Aktuelle Neurologie 2008; 35 - V45
DOI: 10.1055/s-0028-1086481

Diagnostische Bedeutung der intrathekalen Synthese von gegen Varizella-Zoster-Virus gerichteten Antikörpern und Ätiologie der peripheren Fazialisparese: eine retrospektive Studie

K Henkel 1, R Nau 1, A Spreer 1
  • 1Göttingen

Einleitung: Das Spektrum der durch das Varizella-Zoster-Virus (VZV) hervorgerufenen Erkrankungen des zentralen Nervensystems (ZNS) ist breit und reicht von der isolierten Fazialisparese bis zur Meningoenzephalitis. Ein wichtiger Bestandteil der Diagnose ist die vergleichende Bestimmung spezifisch gegen VZV gerichteter Antikörper in Liquor und Serum. Eine intrathekale Synthese (erhöhter VZV-spezifischer Antikörperindex, VZV-AI) spricht für eine aktuelle oder stattgehabte ZNS-Infektion mit VZV, jedoch finden sich erhöhte VZV-AI auch im Rahmen einer polyspezifischen Immunstimulation bei chronisch-entzündlichen ZNS-Prozessen.

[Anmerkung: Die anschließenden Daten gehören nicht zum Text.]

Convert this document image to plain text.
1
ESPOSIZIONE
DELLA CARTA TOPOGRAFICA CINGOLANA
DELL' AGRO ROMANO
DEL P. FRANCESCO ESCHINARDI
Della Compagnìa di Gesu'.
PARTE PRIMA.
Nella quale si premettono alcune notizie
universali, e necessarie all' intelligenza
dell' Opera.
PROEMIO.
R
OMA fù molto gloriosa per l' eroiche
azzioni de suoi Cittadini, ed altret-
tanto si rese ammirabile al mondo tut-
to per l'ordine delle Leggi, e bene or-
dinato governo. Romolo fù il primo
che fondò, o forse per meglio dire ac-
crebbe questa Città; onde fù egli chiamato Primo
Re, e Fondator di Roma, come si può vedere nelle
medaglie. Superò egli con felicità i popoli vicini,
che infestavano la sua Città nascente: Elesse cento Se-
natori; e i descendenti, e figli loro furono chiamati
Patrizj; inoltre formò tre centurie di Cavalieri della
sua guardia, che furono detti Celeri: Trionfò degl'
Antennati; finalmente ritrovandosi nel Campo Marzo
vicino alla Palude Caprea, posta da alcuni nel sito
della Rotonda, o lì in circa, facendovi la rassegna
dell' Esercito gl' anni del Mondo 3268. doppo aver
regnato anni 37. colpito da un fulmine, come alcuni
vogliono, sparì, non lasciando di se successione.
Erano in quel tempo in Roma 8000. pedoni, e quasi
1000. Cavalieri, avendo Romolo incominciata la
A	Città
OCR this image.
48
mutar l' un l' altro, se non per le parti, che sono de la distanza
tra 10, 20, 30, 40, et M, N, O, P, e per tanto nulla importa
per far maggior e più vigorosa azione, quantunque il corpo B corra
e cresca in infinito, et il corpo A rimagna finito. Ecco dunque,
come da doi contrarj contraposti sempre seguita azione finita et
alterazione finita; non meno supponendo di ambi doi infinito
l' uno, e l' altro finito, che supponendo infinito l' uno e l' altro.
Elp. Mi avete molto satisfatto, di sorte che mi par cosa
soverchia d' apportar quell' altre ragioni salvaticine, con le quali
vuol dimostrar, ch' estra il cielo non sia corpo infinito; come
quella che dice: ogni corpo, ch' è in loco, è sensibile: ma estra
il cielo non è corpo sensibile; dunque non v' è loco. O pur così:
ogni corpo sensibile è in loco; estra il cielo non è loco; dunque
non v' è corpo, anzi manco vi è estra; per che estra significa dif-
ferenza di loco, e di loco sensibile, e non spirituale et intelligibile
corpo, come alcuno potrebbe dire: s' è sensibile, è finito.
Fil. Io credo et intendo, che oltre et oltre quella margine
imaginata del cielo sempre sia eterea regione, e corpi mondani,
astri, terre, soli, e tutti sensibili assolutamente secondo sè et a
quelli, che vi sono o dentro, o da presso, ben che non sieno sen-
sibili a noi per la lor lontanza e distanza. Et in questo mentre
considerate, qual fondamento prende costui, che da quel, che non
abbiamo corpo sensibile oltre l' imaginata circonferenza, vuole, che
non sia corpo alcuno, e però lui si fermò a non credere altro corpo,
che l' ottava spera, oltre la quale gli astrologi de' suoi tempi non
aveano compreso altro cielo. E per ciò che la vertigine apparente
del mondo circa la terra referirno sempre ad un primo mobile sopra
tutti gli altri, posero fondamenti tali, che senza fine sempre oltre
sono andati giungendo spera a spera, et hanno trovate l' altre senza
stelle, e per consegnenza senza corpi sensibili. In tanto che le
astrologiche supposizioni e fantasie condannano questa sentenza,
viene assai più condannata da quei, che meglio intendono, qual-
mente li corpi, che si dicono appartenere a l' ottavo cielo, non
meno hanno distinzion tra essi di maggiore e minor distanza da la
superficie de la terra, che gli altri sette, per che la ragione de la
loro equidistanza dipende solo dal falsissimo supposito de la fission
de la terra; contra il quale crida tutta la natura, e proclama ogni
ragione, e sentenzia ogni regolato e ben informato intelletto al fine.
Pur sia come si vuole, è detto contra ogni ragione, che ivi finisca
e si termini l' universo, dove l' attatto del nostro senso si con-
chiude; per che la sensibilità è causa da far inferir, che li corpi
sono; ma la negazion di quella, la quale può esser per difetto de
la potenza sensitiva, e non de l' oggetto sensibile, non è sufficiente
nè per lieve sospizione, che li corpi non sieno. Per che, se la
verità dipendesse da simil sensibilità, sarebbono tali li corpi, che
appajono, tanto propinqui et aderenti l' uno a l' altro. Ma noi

Eine Abgrenzung dieser unterschiedlichen Erkrankungen kann in untypischen Fällen sehr schwierig sein.

Methoden und Ergebnisse: Nach Erfassung aller zwischen 2002 und 2006 im Neurochemischen Labor bestimmten pathologischen VZV-AI-Werte, wurden die Diagnosen all der in der Universitätsmedizin Göttingen (UMG) behandelten Patienten (n=297) retrospektiv analysiert. In 23,6% der Fälle ließ sich ein erhöhter VZV-AI auf eine VZV-bedingte Erkrankung des ZNS zurückführen, in 8,1% auf eine Infektion mit anderen humanen Herpesviren. 28,3% der Patienten litten entsprechend der modifizierten McDonald-Kriterien an einer Multiple Sklerose (MS), bei 18,2% bestand der Verdacht auf eine MS und bei weiteren 13% wurden andere sichere oder unklare chronisch-entzündliche ZNS-Prozesse diagnostiziert. Des Weiteren wurden anhand der Daten des Neurochemischen Labors sowie des zentralen Diagnose-Dokumentationssystems alle Patienten ermittelt, die von 2002–2004 aufgrund einer neu aufgetretenen peripheren Fazialisparese in der UMG behandelt wurden (n=387). In 26,6% lag der peripheren Fazialisparese eine infektiöse Ursache zugrunde. Ursächlicher Erreger der peripheren Fazialisparese war im Erwachsenenalter in je 1/3 der Fälle VZV und Borrelien, bei Kindern hingegen war VZV selten, hier dominierten Borrelieninfektionen mit 80%.

Schlussfolgerung: Ein erhöhter VZV-AI beruhte in ca. 2/3 der Fälle unseres Kollektivs auf einem zerebralen Autoimmunprozess, in nur ¼ der Fälle lag eine ZNS-Infektion mit VZV zugrunde. Ebenfalls wurde nur ca. ¼ aller infektiös bedingten Fazialisparesen durch VZV verursacht. Durch eine systematische Datenerhebung und Zuordnung liefert diese retrospektive Analyse einen Überblick über die Ursachen einer intrathekalen Antikörpersynthese gegen VZV und soll als Hilfsmittel in der differentialdiagnostischen Einordnung unklarer ZNS-Erkrankungen dienen.